SUSE doesn't get the ink that Red Hat Enterprise Linux (RHEL) or Canonical Ubuntu does, but it's still a darn fine Linux server distribution. Now, SUSE takes another step forward in the server room and data center with the mid-July release of SUSE Linux Enterprise Server (SLES) 15.
SLES 15 will be available on x86-64, ARM, IBM LinuxONE, POWER, and z Systems in mid-July. So, no matter what your preferred server architecture, SUSE can work with you.
At the same time, SUSE is presenting SLES 15 as a multimodal operating system. And what's that you ask? It's one that integrates cloud-based platforms with enterprise servers, merges containerized development with traditional development, and combines legacy applications with microservices.
SUSE does this in SLES by using a "common code base" to environments. You then add the appropriate modules for your purpose.

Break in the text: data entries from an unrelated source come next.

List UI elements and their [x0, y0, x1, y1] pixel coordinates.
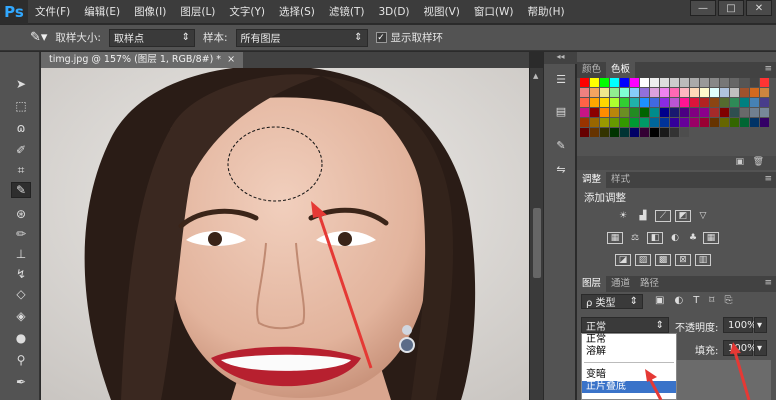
options-bar: ✎▾ 取样大小: 取样点 ⇕ 样本: 所有图层 ⇕ ✓ 显示取样环: [0, 25, 776, 51]
show-ring-checkbox[interactable]: ✓: [375, 32, 387, 43]
photoshop-logo: Ps: [0, 0, 28, 24]
stamp-tool-icon[interactable]: ⊥: [11, 246, 31, 262]
paint-bucket-tool-icon[interactable]: ◈: [11, 308, 31, 324]
marquee-tool-icon[interactable]: ⬚: [11, 98, 31, 114]
lasso-tool-icon[interactable]: ɷ: [11, 120, 31, 136]
menu-item[interactable]: 帮助(H): [521, 0, 572, 24]
updown-icon: ⇕: [181, 32, 190, 43]
eyedropper-tool-icon[interactable]: ✎: [11, 182, 31, 198]
menu-item[interactable]: 窗口(W): [467, 0, 521, 24]
properties-panel-icon[interactable]: ▤: [552, 102, 570, 120]
adjust-panel-icon[interactable]: ⇋: [552, 160, 570, 178]
scrollbar-thumb[interactable]: [533, 208, 541, 278]
menu-item[interactable]: 文字(Y): [222, 0, 272, 24]
toolbar: ➤ ⬚ ɷ ✐ ⌗ ✎ ⊛ ✏ ⊥ ↯ ◇ ◈ ● ⚲ ✒: [0, 52, 40, 400]
menu-item[interactable]: 滤镜(T): [322, 0, 372, 24]
minimize-button[interactable]: —: [690, 0, 716, 16]
right-panels: 颜色 色板 ≡ ▣ 🗑 调整 样式 ≡ 添加调整 ☀ ▟ ⟋ ◩ ▽ ▦ ⚖ ◧…: [577, 52, 776, 400]
sample-size-select[interactable]: 取样点 ⇕: [108, 28, 195, 47]
document-title: timg.jpg @ 157% (图层 1, RGB/8#) *: [49, 54, 222, 65]
move-tool-icon[interactable]: ➤: [11, 76, 31, 92]
menu-items: 文件(F) 编辑(E) 图像(I) 图层(L) 文字(Y) 选择(S) 滤镜(T) 3D(D)…: [28, 0, 572, 24]
healing-tool-icon[interactable]: ⊛: [11, 206, 31, 222]
panel-icon-strip: ◂◂ ☰ ▤ ✎ ⇋: [543, 52, 577, 400]
menu-item[interactable]: 编辑(E): [77, 0, 127, 24]
history-brush-tool-icon[interactable]: ↯: [11, 266, 31, 282]
window-controls: — □ ✕: [690, 0, 772, 16]
scroll-up-icon[interactable]: ▲: [533, 72, 541, 80]
quick-select-tool-icon[interactable]: ✐: [11, 142, 31, 158]
vertical-scrollbar[interactable]: ▲: [529, 68, 543, 400]
menu-item[interactable]: 文件(F): [28, 0, 77, 24]
menu-item[interactable]: 视图(V): [417, 0, 467, 24]
annotation-arrows: [645, 342, 751, 400]
close-button[interactable]: ✕: [746, 0, 772, 16]
collapse-icon[interactable]: ◂◂: [544, 52, 577, 64]
history-panel-icon[interactable]: ☰: [552, 70, 570, 88]
eyedropper-icon[interactable]: ✎▾: [30, 30, 47, 45]
menu-item[interactable]: 3D(D): [371, 0, 416, 24]
menu-bar: Ps 文件(F) 编辑(E) 图像(I) 图层(L) 文字(Y) 选择(S) 滤镜(T) 3D…: [0, 0, 776, 24]
show-ring-label: 显示取样环: [390, 32, 444, 44]
sample-select[interactable]: 所有图层 ⇕: [235, 28, 368, 47]
brush-tool-icon[interactable]: ✏: [11, 226, 31, 242]
close-tab-icon[interactable]: ×: [227, 52, 235, 68]
blur-tool-icon[interactable]: ●: [11, 330, 31, 346]
menu-item[interactable]: 图层(L): [173, 0, 222, 24]
menu-item[interactable]: 图像(I): [127, 0, 173, 24]
updown-icon: ⇕: [354, 32, 363, 43]
pen-tool-icon[interactable]: ✒: [11, 374, 31, 390]
document-canvas[interactable]: [41, 68, 529, 400]
document-tab[interactable]: timg.jpg @ 157% (图层 1, RGB/8#) * ×: [41, 52, 244, 68]
crop-tool-icon[interactable]: ⌗: [11, 162, 31, 178]
brush-panel-icon[interactable]: ✎: [552, 136, 570, 154]
sample-label: 样本:: [202, 32, 228, 44]
sample-size-label: 取样大小:: [55, 32, 101, 44]
maximize-button[interactable]: □: [718, 0, 744, 16]
portrait-image: [41, 68, 529, 400]
dodge-tool-icon[interactable]: ⚲: [11, 352, 31, 368]
eraser-tool-icon[interactable]: ◇: [11, 286, 31, 302]
menu-item[interactable]: 选择(S): [272, 0, 322, 24]
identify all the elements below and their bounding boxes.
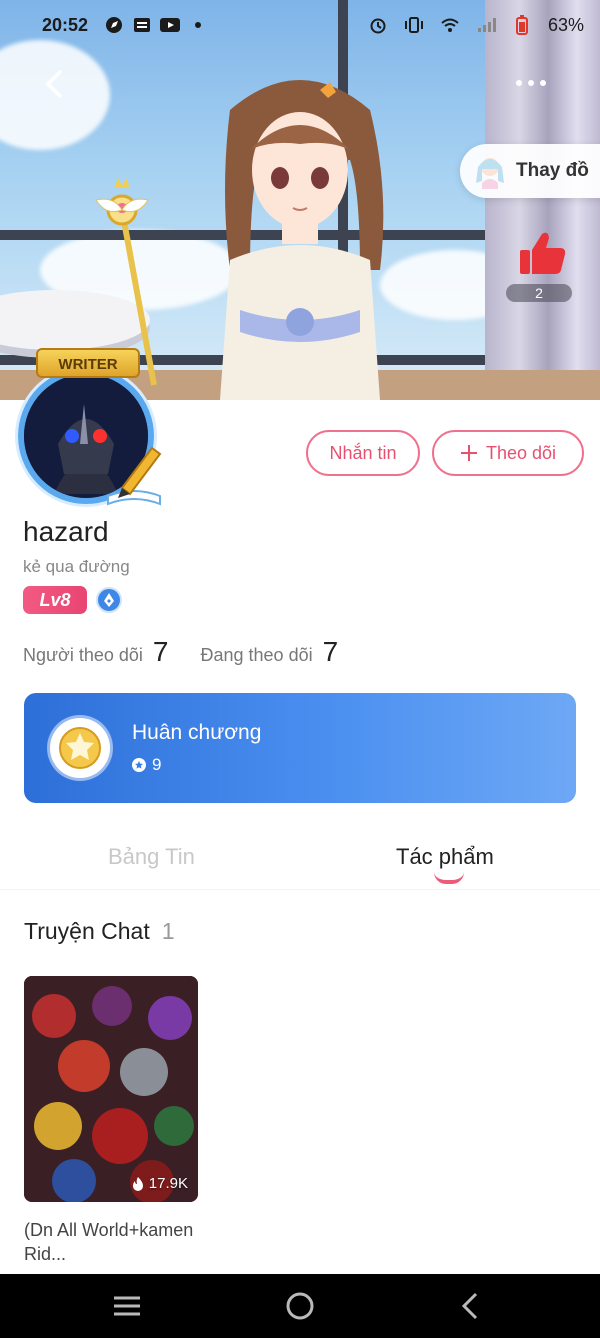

Some of this is just rebranding. For example, SUSE Linux Enterprise Desktop (SLED) is made up, as before, with the core legacy code base with the desktop code base. But it's more than that. For microservices, for example, you use the legacy code base with SUSE Container as a Service (CaaS) Platform, and for a private cloud you add in the SUSE OpenStack Cloud. Using this approach, you can also easily deploy SLES on both your in-house servers and software-defined infrastructure such as the Amazon Web Services (AWS), Google Cloud Platform, and/or Microsoft Azure using the SUSE Linux Enterprise Bring-Your-Own-Subscription (BYOS) programs.
In addition, there are two other SLES versions. The first of these, SLE High Performance Computing 15, addresses the growing needs of the HPC market with a comprehensive set of supported tools for both x86 and ARM architectures. This includes the slurm workload manager; your choice of mrsh, pdsh, and/or conman for cluster management; and ganglia for performance monitoring.
Then there's SLES for SAP Applications. This edition includes non-volatile dual in-line memory module (NVDIMM) support for disk-less databases and enhanced high availability features for IBM Power Systems. A new feature, "workload memory protection," provides an open source-based, more-scalable solution to sustain high performance levels for SAP applications.
Put it all together and what SUSE is trying to do is create a Linux not just for servers and traditional IT roles, but for DevOps and continuous integration and development (CI/CD) as well.
Thomas Di Giacomo, SUSE CTO, explained, "As organizations around the world transform their enterprise systems to embrace modern and agile technologies, multiple infrastructures for different workloads and applications are needed. This often means integrating cloud-based platforms into enterprise systems, merging containerized development with traditional development, or combining legacy applications with microservices. To bridge traditional and software-defined infrastructure, SUSE has built a multimodal operating system -- SUSE Linux Enterprise 15."
SUSE is on to something. Stephen Belanger, IDC's senior research analyst for Computing Platforms, wrote, "Linux has become a preferred platform for the cloud and for modern cloud-native application development. It has also gained stature as a preferred development platform for most ISVs. Today Linux is widely used for hosting traditional as well as next-generation applications across bare-metal, virtual, and container-based delivery methods. SUSE Linux Enterprise comes out at the top for SAP applications, mainframes, high-performance computing, and other key Linux enterprise-centric use cases."
Finally, SUSE is also releasing the latest version of its SUSE Manager. In this edition, the program builds on its native server management skills by adding new features so you can use the same console to IoT, cloud, and Kubernetes-based container infrastructures. With SUSE Manager 3.2, SUSE promises you can manage everything from your Raspberry Pi-based Internet of Things (IoT) devices to the SUSE CaaS Platform and back again.
If you want a bridge between your old-school IT servers to the 21st century's clouds, containers, and orchestration, you must check out SUSE's new family of operating systems. You'll be glad you did.